Les piquets de grèves tournent bien, mais un piquet de grève est-il nécessaire lorsque 92 % des travailleurs se sont exprimés contre le plan social ?
« Avec 92 % de travailleurs contre le plan social, personne n’est venu pour travailler. Au contraire, chaque jour des gens viennent spontanément au piquet pour apporter leur soutien et montrer que nous ne sommes pas seuls.
« Le piquet de grève est pourtant nécessaire pour éviter que la direction ne livre des médicaments. Naturellement, nous laissons passer les médicaments destinés aux affections graves. Mais la direction a essayé d’en abuser. Elle a tenté d’entasser d’autres médicaments entre ceux qui pouvaient être livrés.
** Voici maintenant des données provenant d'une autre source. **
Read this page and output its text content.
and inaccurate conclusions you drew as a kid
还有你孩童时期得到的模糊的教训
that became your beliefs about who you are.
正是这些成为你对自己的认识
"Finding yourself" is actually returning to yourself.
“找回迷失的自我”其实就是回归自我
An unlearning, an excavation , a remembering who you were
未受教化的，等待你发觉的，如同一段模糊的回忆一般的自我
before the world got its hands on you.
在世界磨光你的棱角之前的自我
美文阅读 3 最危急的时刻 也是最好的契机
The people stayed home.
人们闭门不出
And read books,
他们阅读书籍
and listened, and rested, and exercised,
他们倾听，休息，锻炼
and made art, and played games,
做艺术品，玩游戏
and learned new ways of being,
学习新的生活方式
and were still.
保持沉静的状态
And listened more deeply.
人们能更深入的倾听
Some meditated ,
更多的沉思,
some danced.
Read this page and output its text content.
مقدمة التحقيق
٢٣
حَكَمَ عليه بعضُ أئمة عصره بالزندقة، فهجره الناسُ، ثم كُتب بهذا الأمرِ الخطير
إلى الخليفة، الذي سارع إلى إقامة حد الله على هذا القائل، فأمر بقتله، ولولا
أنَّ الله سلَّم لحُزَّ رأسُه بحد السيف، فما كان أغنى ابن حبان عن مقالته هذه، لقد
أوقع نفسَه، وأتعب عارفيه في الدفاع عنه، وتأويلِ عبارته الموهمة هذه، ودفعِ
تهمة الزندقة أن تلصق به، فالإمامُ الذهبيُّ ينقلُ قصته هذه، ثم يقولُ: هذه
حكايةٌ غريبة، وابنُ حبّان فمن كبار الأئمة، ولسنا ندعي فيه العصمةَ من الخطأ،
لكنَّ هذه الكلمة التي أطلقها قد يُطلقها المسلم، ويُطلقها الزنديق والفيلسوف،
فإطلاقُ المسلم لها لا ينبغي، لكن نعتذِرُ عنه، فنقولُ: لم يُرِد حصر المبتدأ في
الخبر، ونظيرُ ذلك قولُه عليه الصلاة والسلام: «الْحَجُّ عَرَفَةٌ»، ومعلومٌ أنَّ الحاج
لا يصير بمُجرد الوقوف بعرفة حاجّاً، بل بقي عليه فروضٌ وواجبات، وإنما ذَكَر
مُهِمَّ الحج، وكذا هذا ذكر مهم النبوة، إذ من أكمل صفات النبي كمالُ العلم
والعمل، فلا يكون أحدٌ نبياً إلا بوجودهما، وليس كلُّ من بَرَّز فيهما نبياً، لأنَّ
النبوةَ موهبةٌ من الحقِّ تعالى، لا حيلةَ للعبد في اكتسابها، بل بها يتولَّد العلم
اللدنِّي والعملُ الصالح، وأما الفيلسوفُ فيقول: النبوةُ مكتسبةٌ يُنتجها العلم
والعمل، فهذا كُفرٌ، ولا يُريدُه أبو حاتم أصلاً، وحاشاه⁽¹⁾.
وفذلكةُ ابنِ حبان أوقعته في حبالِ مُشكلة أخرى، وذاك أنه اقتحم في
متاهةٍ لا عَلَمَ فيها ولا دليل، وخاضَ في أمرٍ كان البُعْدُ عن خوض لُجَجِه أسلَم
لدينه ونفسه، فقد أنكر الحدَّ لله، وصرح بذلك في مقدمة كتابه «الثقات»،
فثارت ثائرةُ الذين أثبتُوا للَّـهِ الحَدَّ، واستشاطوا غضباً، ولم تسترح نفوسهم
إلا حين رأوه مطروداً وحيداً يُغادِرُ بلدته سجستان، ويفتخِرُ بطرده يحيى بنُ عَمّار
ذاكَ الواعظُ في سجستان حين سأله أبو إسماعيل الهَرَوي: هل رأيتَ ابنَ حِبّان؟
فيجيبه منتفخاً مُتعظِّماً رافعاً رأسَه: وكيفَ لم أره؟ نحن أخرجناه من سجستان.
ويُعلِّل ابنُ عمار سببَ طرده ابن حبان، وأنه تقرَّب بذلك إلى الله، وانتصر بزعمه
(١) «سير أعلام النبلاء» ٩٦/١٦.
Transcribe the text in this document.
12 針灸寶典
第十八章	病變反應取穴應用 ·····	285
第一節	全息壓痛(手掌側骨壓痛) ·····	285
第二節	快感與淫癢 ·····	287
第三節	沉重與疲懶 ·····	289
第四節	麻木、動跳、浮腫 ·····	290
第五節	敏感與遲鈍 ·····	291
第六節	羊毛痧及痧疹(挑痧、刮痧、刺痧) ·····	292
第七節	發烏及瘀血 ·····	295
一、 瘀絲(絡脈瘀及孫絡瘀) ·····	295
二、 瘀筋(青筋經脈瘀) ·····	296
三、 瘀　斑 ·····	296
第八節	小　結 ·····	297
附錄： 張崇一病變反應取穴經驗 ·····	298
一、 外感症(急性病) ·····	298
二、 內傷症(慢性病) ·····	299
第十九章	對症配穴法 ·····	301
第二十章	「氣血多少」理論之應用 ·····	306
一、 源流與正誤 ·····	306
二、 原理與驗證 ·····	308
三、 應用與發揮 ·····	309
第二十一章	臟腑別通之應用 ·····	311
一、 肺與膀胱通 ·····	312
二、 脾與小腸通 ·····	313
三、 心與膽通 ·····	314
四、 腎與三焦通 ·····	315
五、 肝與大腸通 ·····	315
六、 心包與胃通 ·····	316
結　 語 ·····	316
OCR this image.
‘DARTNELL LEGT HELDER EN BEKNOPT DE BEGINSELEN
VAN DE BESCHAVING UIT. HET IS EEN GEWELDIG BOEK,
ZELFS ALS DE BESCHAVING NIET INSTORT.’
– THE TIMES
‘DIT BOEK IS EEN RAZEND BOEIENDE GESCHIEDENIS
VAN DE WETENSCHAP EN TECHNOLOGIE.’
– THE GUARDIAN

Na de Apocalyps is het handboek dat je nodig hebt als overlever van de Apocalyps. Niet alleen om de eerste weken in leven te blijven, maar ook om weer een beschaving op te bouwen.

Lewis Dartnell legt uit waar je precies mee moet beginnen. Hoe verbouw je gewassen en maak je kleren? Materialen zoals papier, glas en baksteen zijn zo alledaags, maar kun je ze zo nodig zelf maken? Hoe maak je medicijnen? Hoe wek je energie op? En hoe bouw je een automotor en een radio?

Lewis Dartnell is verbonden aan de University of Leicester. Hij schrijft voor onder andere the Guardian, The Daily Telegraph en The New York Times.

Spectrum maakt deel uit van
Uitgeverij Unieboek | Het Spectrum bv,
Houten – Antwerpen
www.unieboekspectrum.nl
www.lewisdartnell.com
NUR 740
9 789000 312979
« Au piquet, il y a beaucoup de monde. Les gens veulent de la considération et de la reconnaissance pour leur job. Ce n’est pas évident et il est même difficile de toucher les médias avec cette grève. La grève chez Janssen est éliminée de la une des médias. Mais le piquet est prêt à répondre à toutes les questions.
Nous avons pu lire dans les médias les chiffres des bénéfices de la maison mère J&J (2,55 milliards de dollars au troisième trimestre, 3,08 milliards de dollars au deuxième trimestre) et de Janssen même (200 millions d’euros de bénéfice l’année dernière). Janssen n’est pas vraiment une entreprise en difficulté ?
« Les chiffres des bénéfices sont de l’huile sur le feu. J&J veut s’étendre vers les pays asiatiques et africains, mais il n’aurait pas assez d’argent pour l’emploi en Belgique ? Nous ne le croyons pas.
« De plus, il y a beaucoup d’insuffisances dans la communication de la part de la direction. Tout le monde a reçu une lettre avec un prétendu résumé de ce que contenait le plan social. En fait, la direction avait inséré entre les lignes de quoi faire pression pour que les travailleurs acceptent le plan, en disant que, s’il fallait recommencer les négociations, l’accord serait moins bon encore. »
Après une semaine de grève, il est acquis qu’il y aura 25 licenciements en moins et que la prime de départ sera portée de 11.000 à 15.000 euros. Le blocage salarial reste mais deux primes de 750 euros ont été promises en plus du salaire. Le mécontentement reste toutefois profond.